Wednesday, October 13, 2010

Funding Imbalance in MN Schools

For what it is worth, I made a map this morning showing where Minnesota school districts are whose total revenue from property taxes is more than 28% or less than 3%. This is what it looks like:

View MN School District Funding Percentages (highs and lows) in a larger map
(you may need to zoom out to see the whole state)

As you can see, all of the greater-than 28% districts are in the Twin Cities and they represent only a stripe that runs from the SW to the NE and certainly does not represent the majority of the communities in the Twin Cities. Not surprising, those districts at the top of this list are also the ones with the highest property values. All of the districts with less-than 3% are in northern rural communities.
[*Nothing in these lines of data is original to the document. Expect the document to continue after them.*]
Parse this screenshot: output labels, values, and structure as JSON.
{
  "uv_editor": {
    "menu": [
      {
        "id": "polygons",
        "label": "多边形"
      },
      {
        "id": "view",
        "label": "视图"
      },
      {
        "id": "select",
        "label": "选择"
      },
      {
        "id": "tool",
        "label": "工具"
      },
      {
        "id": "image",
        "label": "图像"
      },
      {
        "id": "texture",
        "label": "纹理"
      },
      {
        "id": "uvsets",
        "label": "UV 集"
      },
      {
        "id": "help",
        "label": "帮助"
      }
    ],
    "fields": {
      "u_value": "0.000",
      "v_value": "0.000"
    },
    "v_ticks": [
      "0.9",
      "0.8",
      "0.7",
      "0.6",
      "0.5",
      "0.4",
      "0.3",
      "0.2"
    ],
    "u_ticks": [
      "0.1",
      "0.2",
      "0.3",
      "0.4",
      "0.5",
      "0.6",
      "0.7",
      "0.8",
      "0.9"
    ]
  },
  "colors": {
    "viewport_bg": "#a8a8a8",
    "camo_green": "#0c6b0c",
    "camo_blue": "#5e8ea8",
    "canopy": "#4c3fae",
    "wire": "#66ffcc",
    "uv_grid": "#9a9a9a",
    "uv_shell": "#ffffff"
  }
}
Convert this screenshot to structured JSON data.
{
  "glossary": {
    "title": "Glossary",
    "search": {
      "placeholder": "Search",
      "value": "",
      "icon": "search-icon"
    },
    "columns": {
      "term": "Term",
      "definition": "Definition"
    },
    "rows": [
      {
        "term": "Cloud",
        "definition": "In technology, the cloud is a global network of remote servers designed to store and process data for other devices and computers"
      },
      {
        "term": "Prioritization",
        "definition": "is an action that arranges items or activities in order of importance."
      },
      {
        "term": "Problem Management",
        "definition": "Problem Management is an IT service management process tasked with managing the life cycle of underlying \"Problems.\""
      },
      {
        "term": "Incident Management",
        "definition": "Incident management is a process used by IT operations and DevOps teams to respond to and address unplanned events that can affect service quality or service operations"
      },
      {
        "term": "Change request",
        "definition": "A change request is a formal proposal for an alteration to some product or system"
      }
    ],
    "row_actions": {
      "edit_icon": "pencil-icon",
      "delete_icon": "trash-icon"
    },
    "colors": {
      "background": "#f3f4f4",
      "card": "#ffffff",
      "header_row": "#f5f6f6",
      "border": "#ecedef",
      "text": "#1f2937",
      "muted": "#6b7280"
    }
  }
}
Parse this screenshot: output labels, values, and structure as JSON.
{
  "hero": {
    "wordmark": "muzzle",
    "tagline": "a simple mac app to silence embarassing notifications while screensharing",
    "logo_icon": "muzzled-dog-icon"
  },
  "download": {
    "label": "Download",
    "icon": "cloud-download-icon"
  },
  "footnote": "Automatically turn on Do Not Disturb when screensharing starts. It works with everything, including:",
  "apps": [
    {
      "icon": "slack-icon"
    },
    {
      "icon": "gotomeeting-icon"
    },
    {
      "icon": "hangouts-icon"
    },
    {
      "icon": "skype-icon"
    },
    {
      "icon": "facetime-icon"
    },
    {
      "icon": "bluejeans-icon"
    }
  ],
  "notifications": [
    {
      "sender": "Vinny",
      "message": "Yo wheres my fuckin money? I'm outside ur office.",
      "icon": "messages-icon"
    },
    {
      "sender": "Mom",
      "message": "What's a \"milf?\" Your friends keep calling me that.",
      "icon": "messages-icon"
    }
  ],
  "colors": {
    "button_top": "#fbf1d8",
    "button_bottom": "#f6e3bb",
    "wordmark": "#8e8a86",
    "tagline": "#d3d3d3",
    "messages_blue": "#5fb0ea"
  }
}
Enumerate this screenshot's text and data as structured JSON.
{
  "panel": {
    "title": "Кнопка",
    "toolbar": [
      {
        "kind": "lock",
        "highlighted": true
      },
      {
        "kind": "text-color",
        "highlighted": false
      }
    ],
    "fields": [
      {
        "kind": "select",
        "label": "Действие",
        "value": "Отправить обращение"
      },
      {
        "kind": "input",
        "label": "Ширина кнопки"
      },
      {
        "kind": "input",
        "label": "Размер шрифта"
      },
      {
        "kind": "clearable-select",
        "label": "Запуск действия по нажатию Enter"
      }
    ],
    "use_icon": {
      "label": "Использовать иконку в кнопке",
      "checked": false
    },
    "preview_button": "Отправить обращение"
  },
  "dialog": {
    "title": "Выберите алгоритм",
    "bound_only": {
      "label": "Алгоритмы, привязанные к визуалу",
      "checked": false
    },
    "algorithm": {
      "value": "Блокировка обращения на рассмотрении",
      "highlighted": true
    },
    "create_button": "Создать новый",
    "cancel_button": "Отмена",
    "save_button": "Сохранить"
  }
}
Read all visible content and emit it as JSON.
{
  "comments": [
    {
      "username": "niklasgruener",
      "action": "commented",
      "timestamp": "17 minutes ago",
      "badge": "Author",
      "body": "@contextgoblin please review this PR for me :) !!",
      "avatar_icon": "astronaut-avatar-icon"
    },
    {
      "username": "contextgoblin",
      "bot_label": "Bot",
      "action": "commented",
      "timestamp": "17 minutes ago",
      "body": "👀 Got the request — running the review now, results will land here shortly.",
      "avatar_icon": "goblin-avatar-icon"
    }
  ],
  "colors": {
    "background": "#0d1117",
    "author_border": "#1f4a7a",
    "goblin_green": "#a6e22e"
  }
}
Comparing this map with a graph published last week on the MN2020 blog reveals something very troubling about school funding in Minnesota:

Of interesting note, what are not included in my map are charter schools. Charter schools are not allowed to levy local tax dollars and what money is levied by districts stay with the student's home district. Most of the state's charter schools are also not backed by large corporate interests, though a few do receive a large amount of funding from those sources. This raises a couple questions for me.
  1. If a school relies on corporate donation to maintain its services, whose needs does it serve: the public's needs or the corporate needs?
  2. If the push in the "edreform" movement is toward more charter schools, this really means we choose between truly public charters or corporate charters. Isn't the reason for all this "Edreform" really just a way to spend fewer tax dollars on public education?
For the record, I support charter schools. I like many of them and I think many are doing very good things for kids. Some of my favorite public schools are charter schools, I even work for one. But, the charters I support are ones which serve community, not corporate interests. If our politicians are serious about charter schools being the answer to our woes in public education then they need to start funding them with public money. And, if they are serious about improving the quality of all our schools in the state they need to do something about what this graph and this map represent.